Eggs produced by free-range hens are often perceived by the public to be nutritionally superior to eggs obtained from layers kept in traditional battery cages. However, a recent scientific study has called this popular perception into question by finding essentially no differences in the nutritional quality of eggs produced by hens from both management systems, said the Poultry Science Association (PSA).
The findings also showed that cholesterol levels in all eggs were lower than US Department of Agriculture guidelines, prompting the USDA to review and revise downward its estimates for average cholesterol levels in eggs.
The study, “Comparison of Fatty Acid, Cholesterol, and Vitamin A and E Composition in Eggs from Hens Housed in Conventional Cage and Range Production Facilities,” appeared in the July issue of Poultry Science, a journal published by PSA. Its author, Dr. Kenneth E. Anderson, a Professor in the Department of Poultry Science at North Carolina State University, collected data for the study in 2008 and 2009. The study was conducted concurrently with the North Carolina Layer Performance and Management Test (NCLP&MT), which evaluates the major commercial layer lines used in the United States.

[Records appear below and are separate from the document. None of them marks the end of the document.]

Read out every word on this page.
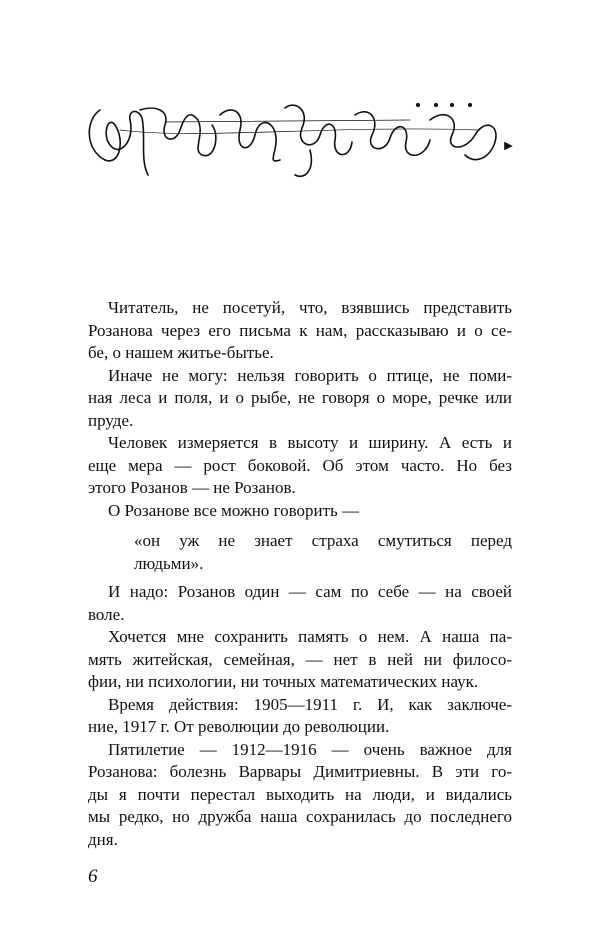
Читатель, не посетуй, что, взявшись представить
Розанова через его письма к нам, рассказываю и о се-
бе, о нашем житье-бытье.
Иначе не могу: нельзя говорить о птице, не поми-
ная леса и поля, и о рыбе, не говоря о море, речке или
пруде.
Человек измеряется в высоту и ширину. А есть и
еще мера — рост боковой. Об этом часто. Но без
этого Розанов — не Розанов.
О Розанове все можно говорить —
«он уж не знает страха смутиться перед
людьми».
И надо: Розанов один — сам по себе — на своей
воле.
Хочется мне сохранить память о нем. А наша па-
мять житейская, семейная, — нет в ней ни филосо-
фии, ни психологии, ни точных математических наук.
Время действия: 1905—1911 г. И, как заключе-
ние, 1917 г. От революции до революции.
Пятилетие — 1912—1916 — очень важное для
Розанова: болезнь Варвары Димитриевны. В эти го-
ды я почти перестал выходить на люди, и видались
мы редко, но дружба наша сохранилась до последнего
дня.
6
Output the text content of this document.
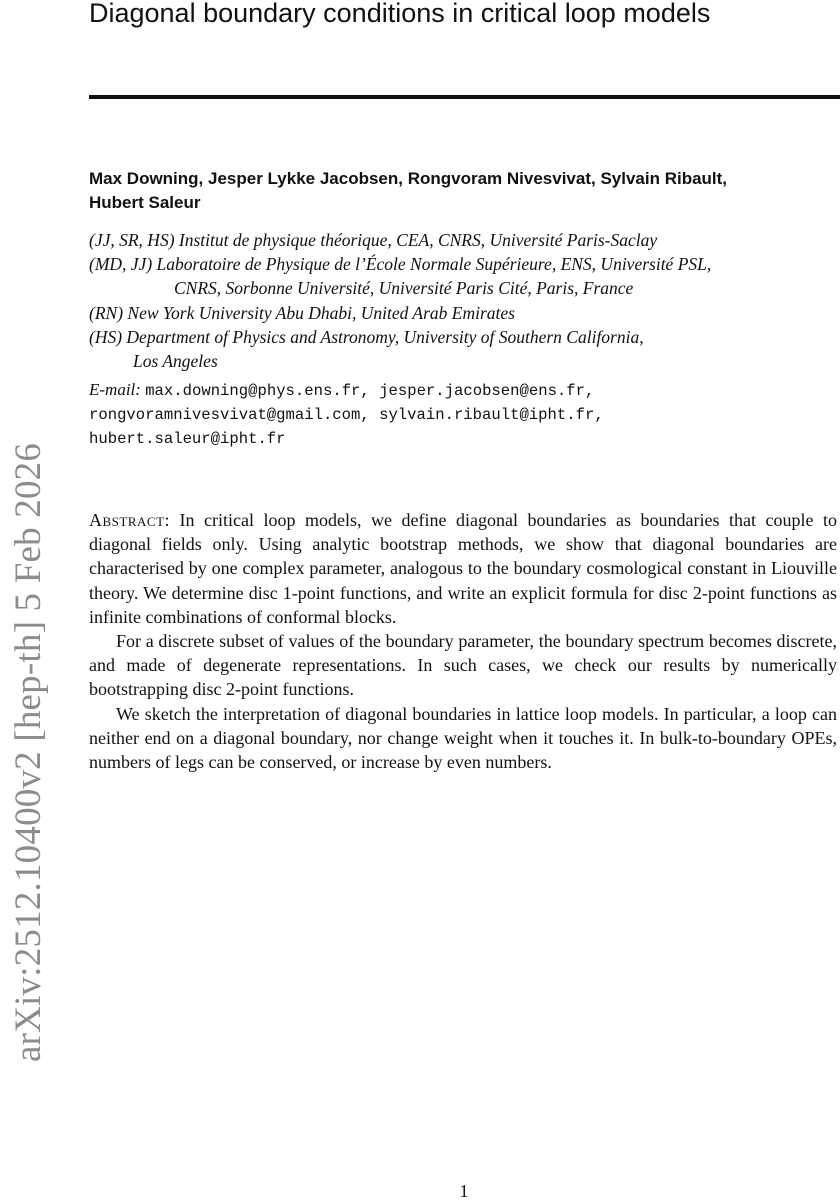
arXiv:2512.10400v2 [hep-th] 5 Feb 2026
Diagonal boundary conditions in critical loop models
Max Downing, Jesper Lykke Jacobsen, Rongvoram Nivesvivat, Sylvain Ribault,
Hubert Saleur
(JJ, SR, HS) Institut de physique théorique, CEA, CNRS, Université Paris-Saclay
(MD, JJ) Laboratoire de Physique de l’École Normale Supérieure, ENS, Université PSL,
CNRS, Sorbonne Université, Université Paris Cité, Paris, France
(RN) New York University Abu Dhabi, United Arab Emirates
(HS) Department of Physics and Astronomy, University of Southern California,
Los Angeles
E-mail: max.downing@phys.ens.fr, jesper.jacobsen@ens.fr,
rongvoramnivesvivat@gmail.com, sylvain.ribault@ipht.fr,
hubert.saleur@ipht.fr

Abstract: In critical loop models, we define diagonal boundaries as boundaries that couple to diagonal fields only. Using analytic bootstrap methods, we show that diagonal boundaries are characterised by one complex parameter, analogous to the boundary cosmological constant in Liouville theory. We determine disc 1-point functions, and write an explicit formula for disc 2-point functions as infinite combinations of conformal blocks.

For a discrete subset of values of the boundary parameter, the boundary spectrum becomes discrete, and made of degenerate representations. In such cases, we check our results by numerically bootstrapping disc 2-point functions.

We sketch the interpretation of diagonal boundaries in lattice loop models. In particular, a loop can neither end on a diagonal boundary, nor change weight when it touches it. In bulk-to-boundary OPEs, numbers of legs can be conserved, or increase by even numbers.

1
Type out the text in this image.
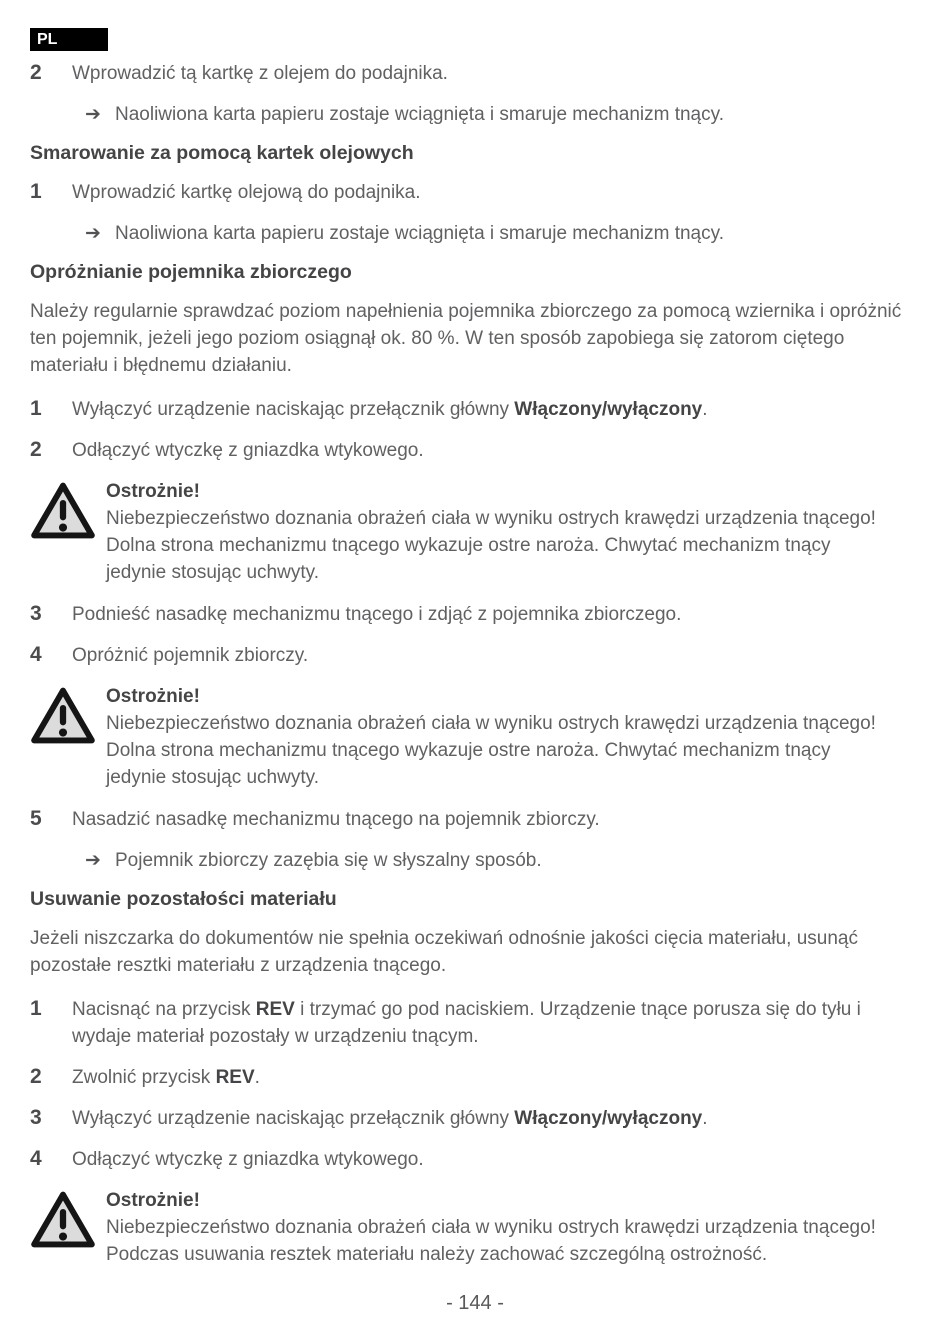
PL
2	Wprowadzić tą kartkę z olejem do podajnika.

➔ Naoliwiona karta papieru zostaje wciągnięta i smaruje mechanizm tnący.

Smarowanie za pomocą kartek olejowych
1	Wprowadzić kartkę olejową do podajnika.

➔ Naoliwiona karta papieru zostaje wciągnięta i smaruje mechanizm tnący.

Opróżnianie pojemnika zbiorczego

Należy regularnie sprawdzać poziom napełnienia pojemnika zbiorczego za pomocą wziernika i opróżnić ten pojemnik, jeżeli jego poziom osiągnął ok. 80 %. W ten sposób zapobiega się zatorom ciętego materiału i błędnemu działaniu.

1	Wyłączyć urządzenie naciskając przełącznik główny Włączony/wyłączony.

2	Odłączyć wtyczkę z gniazdka wtykowego.

Ostrożnie!

Niebezpieczeństwo doznania obrażeń ciała w wyniku ostrych krawędzi urządzenia tnącego! Dolna strona mechanizmu tnącego wykazuje ostre naroża. Chwytać mechanizm tnący jedynie stosując uchwyty.

3	Podnieść nasadkę mechanizmu tnącego i zdjąć z pojemnika zbiorczego.

4	Opróżnić pojemnik zbiorczy.

Ostrożnie!

Niebezpieczeństwo doznania obrażeń ciała w wyniku ostrych krawędzi urządzenia tnącego! Dolna strona mechanizmu tnącego wykazuje ostre naroża. Chwytać mechanizm tnący jedynie stosując uchwyty.

5	Nasadzić nasadkę mechanizmu tnącego na pojemnik zbiorczy.

➔ Pojemnik zbiorczy zazębia się w słyszalny sposób.

Usuwanie pozostałości materiału

Jeżeli niszczarka do dokumentów nie spełnia oczekiwań odnośnie jakości cięcia materiału, usunąć pozostałe resztki materiału z urządzenia tnącego.

1	Nacisnąć na przycisk REV i trzymać go pod naciskiem. Urządzenie tnące porusza się do tyłu i wydaje materiał pozostały w urządzeniu tnącym.

2	Zwolnić przycisk REV.

3	Wyłączyć urządzenie naciskając przełącznik główny Włączony/wyłączony.

4	Odłączyć wtyczkę z gniazdka wtykowego.

Ostrożnie!

Niebezpieczeństwo doznania obrażeń ciała w wyniku ostrych krawędzi urządzenia tnącego! Podczas usuwania resztek materiału należy zachować szczególną ostrożność.

- 144 -
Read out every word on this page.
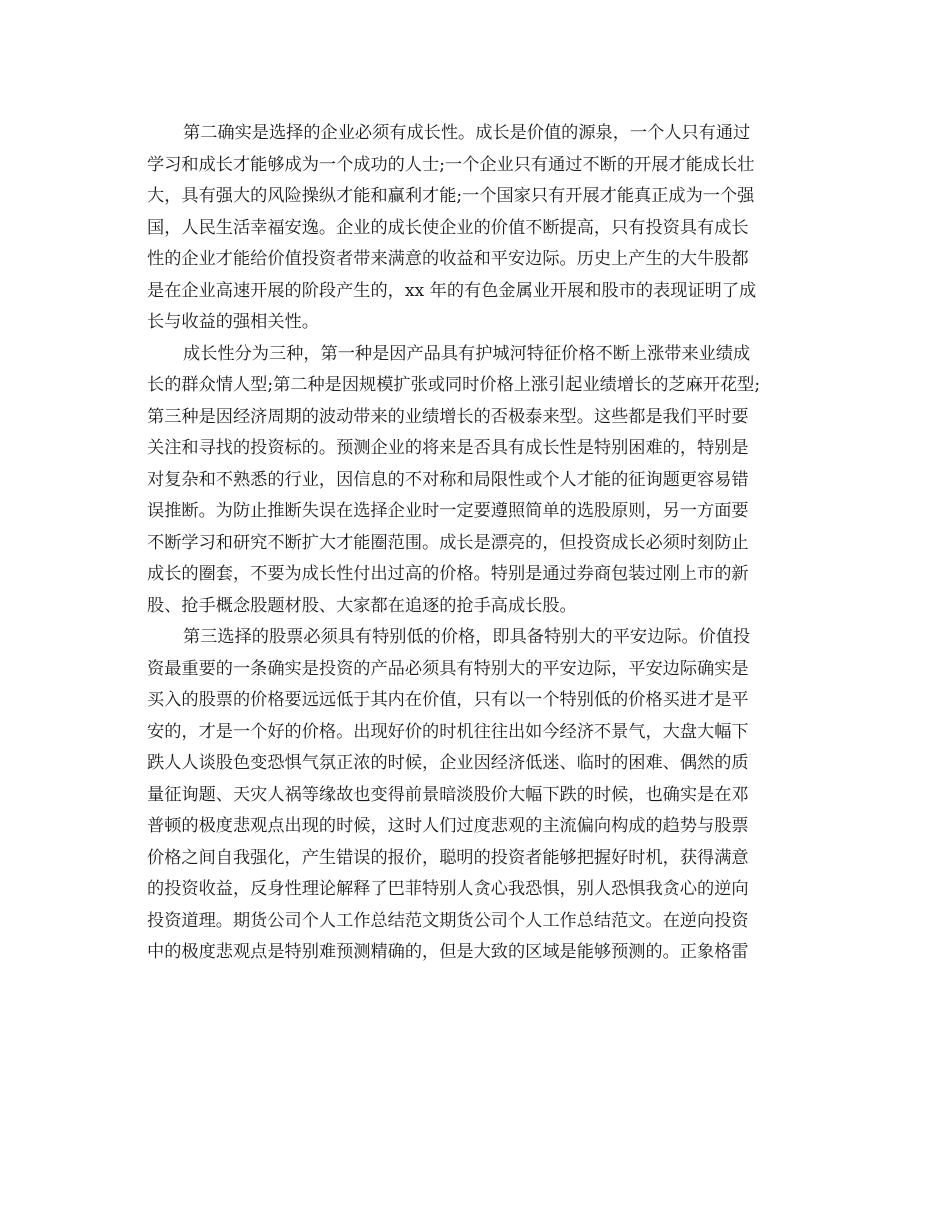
第二确实是选择的企业必须有成长性。成长是价值的源泉，一个人只有通过
学习和成长才能够成为一个成功的人士;一个企业只有通过不断的开展才能成长壮
大，具有强大的风险操纵才能和赢利才能;一个国家只有开展才能真正成为一个强
国，人民生活幸福安逸。企业的成长使企业的价值不断提高，只有投资具有成长
性的企业才能给价值投资者带来满意的收益和平安边际。历史上产生的大牛股都
是在企业高速开展的阶段产生的，xx 年的有色金属业开展和股市的表现证明了成
长与收益的强相关性。
成长性分为三种，第一种是因产品具有护城河特征价格不断上涨带来业绩成
长的群众情人型;第二种是因规模扩张或同时价格上涨引起业绩增长的芝麻开花型;
第三种是因经济周期的波动带来的业绩增长的否极泰来型。这些都是我们平时要
关注和寻找的投资标的。预测企业的将来是否具有成长性是特别困难的，特别是
对复杂和不熟悉的行业，因信息的不对称和局限性或个人才能的征询题更容易错
误推断。为防止推断失误在选择企业时一定要遵照简单的选股原则，另一方面要
不断学习和研究不断扩大才能圈范围。成长是漂亮的，但投资成长必须时刻防止
成长的圈套，不要为成长性付出过高的价格。特别是通过券商包装过刚上市的新
股、抢手概念股题材股、大家都在追逐的抢手高成长股。
第三选择的股票必须具有特别低的价格，即具备特别大的平安边际。价值投
资最重要的一条确实是投资的产品必须具有特别大的平安边际，平安边际确实是
买入的股票的价格要远远低于其内在价值，只有以一个特别低的价格买进才是平
安的，才是一个好的价格。出现好价的时机往往出如今经济不景气，大盘大幅下
跌人人谈股色变恐惧气氛正浓的时候，企业因经济低迷、临时的困难、偶然的质
量征询题、天灾人祸等缘故也变得前景暗淡股价大幅下跌的时候，也确实是在邓
普顿的极度悲观点出现的时候，这时人们过度悲观的主流偏向构成的趋势与股票
价格之间自我强化，产生错误的报价，聪明的投资者能够把握好时机，获得满意
的投资收益，反身性理论解释了巴菲特别人贪心我恐惧，别人恐惧我贪心的逆向
投资道理。期货公司个人工作总结范文期货公司个人工作总结范文。在逆向投资
中的极度悲观点是特别难预测精确的，但是大致的区域是能够预测的。正象格雷
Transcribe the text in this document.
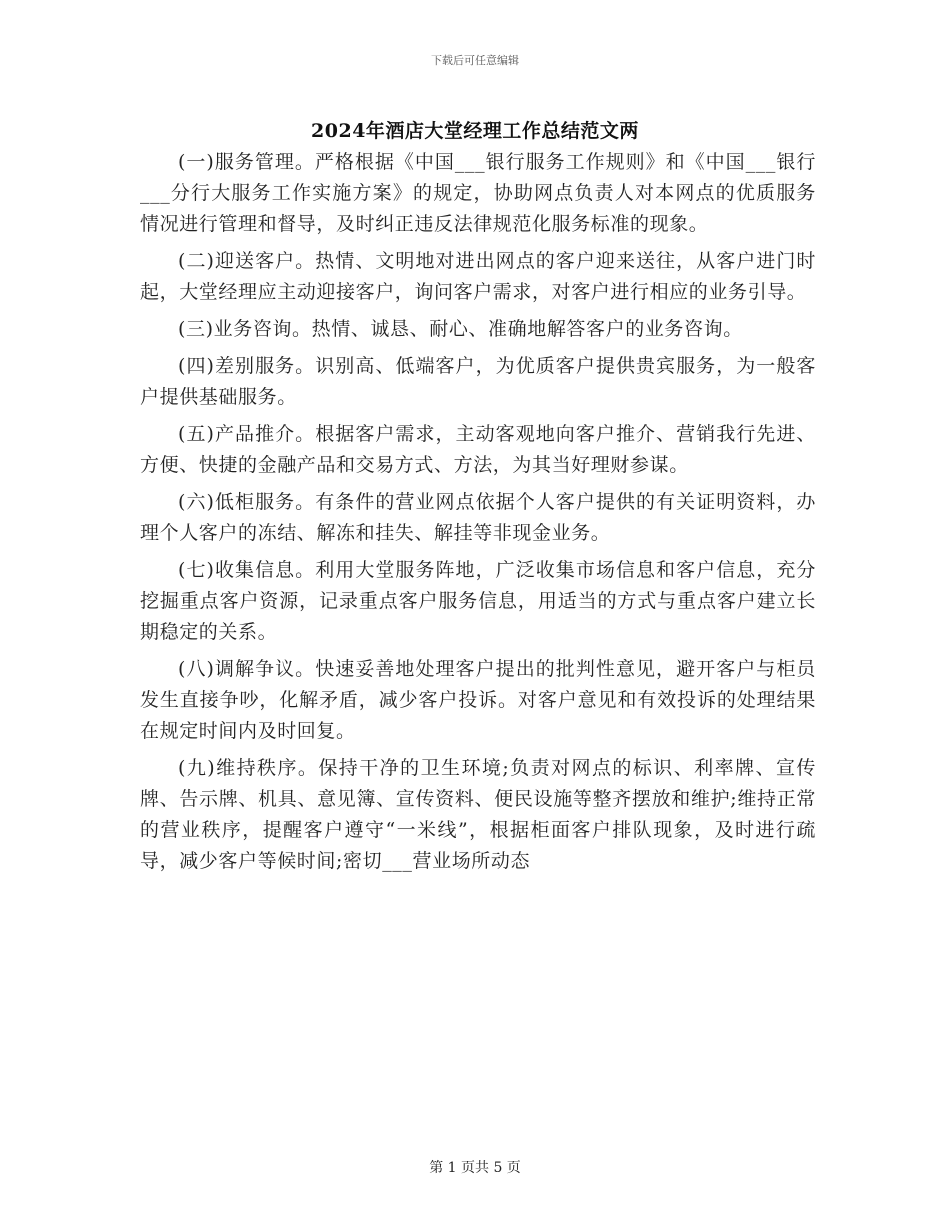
下载后可任意编辑
2024年酒店大堂经理工作总结范文两

(一)服务管理。严格根据《中国___银行服务工作规则》和《中国___银行___分行大服务工作实施方案》的规定，协助网点负责人对本网点的优质服务情况进行管理和督导，及时纠正违反法律规范化服务标准的现象。

(二)迎送客户。热情、文明地对进出网点的客户迎来送往，从客户进门时起，大堂经理应主动迎接客户，询问客户需求，对客户进行相应的业务引导。

(三)业务咨询。热情、诚恳、耐心、准确地解答客户的业务咨询。

(四)差别服务。识别高、低端客户，为优质客户提供贵宾服务，为一般客户提供基础服务。

(五)产品推介。根据客户需求，主动客观地向客户推介、营销我行先进、方便、快捷的金融产品和交易方式、方法，为其当好理财参谋。

(六)低柜服务。有条件的营业网点依据个人客户提供的有关证明资料，办理个人客户的冻结、解冻和挂失、解挂等非现金业务。

(七)收集信息。利用大堂服务阵地，广泛收集市场信息和客户信息，充分挖掘重点客户资源，记录重点客户服务信息，用适当的方式与重点客户建立长期稳定的关系。

(八)调解争议。快速妥善地处理客户提出的批判性意见，避开客户与柜员发生直接争吵，化解矛盾，减少客户投诉。对客户意见和有效投诉的处理结果在规定时间内及时回复。

(九)维持秩序。保持干净的卫生环境;负责对网点的标识、利率牌、宣传牌、告示牌、机具、意见簿、宣传资料、便民设施等整齐摆放和维护;维持正常的营业秩序，提醒客户遵守“一米线”，根据柜面客户排队现象，及时进行疏导，减少客户等候时间;密切___营业场所动态

第 1 页共 5 页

“The key takeaway from this research is that an egg, no matter where it’s produced, is a very nutritious product. Eggs from a range production environment did have higher levels of total fat than eggs produced by caged hens, but they did not have higher levels of cholesterol. Perhaps the most striking finding was that both cage- and range-produced eggs actually have lower cholesterol levels than previously believed, which has led the USDA to lower the cholesterol guidelines for eggs in the USDA Nutrient Database for shell eggs to 185 mg per egg, down from 213 mg,” said Dr. Anderson.
Dr. Anderson conducted his study in North Carolina using more than 400 Hy-Line Brown pullets. The pullets were raised in accordance with the laying environment (range or cage) in the 37th NCLP&MT. All of the pullets in the study were hatch mates. Identical rearing dietary programs were used for both the range and cage pullets, with the only difference being the access the latter group had to the range paddock, a common hay mixture for North Carolina comprising both warm- and cool-season forages.
Pullets designated for the range facilities were brooded on litter until 12 weeks of age and then moved to a range environment. At 17 weeks, they were then moved to one of three production range paddocks. A parallel pattern was followed for the cage hens, which were reared in a cage rearing facility, and then at 17 weeks assigned to one of three groups of laying cages. All other rearing parameters were maintained as similar as possible.
Egg samples were collected at 50, 62, and 74 weeks of age during the productive life of the flock and sent to four different laboratories commonly used for egg nutrient analysis. The results showed no influence of housing environment (range or cage) on egg levels of vitamin A or vitamin E. However, β-carotene levels were higher in the range eggs, which, according to Dr. Anderson, may have contributed to the darker colored yolks observed in these eggs during the study. The study also found no difference in cholesterol content between range- and cage-produced eggs.
Based on these results, Dr. Anderson concluded that “a significant nutritional advantage of eggs produced by chickens housed on range versus in cages could not be established.”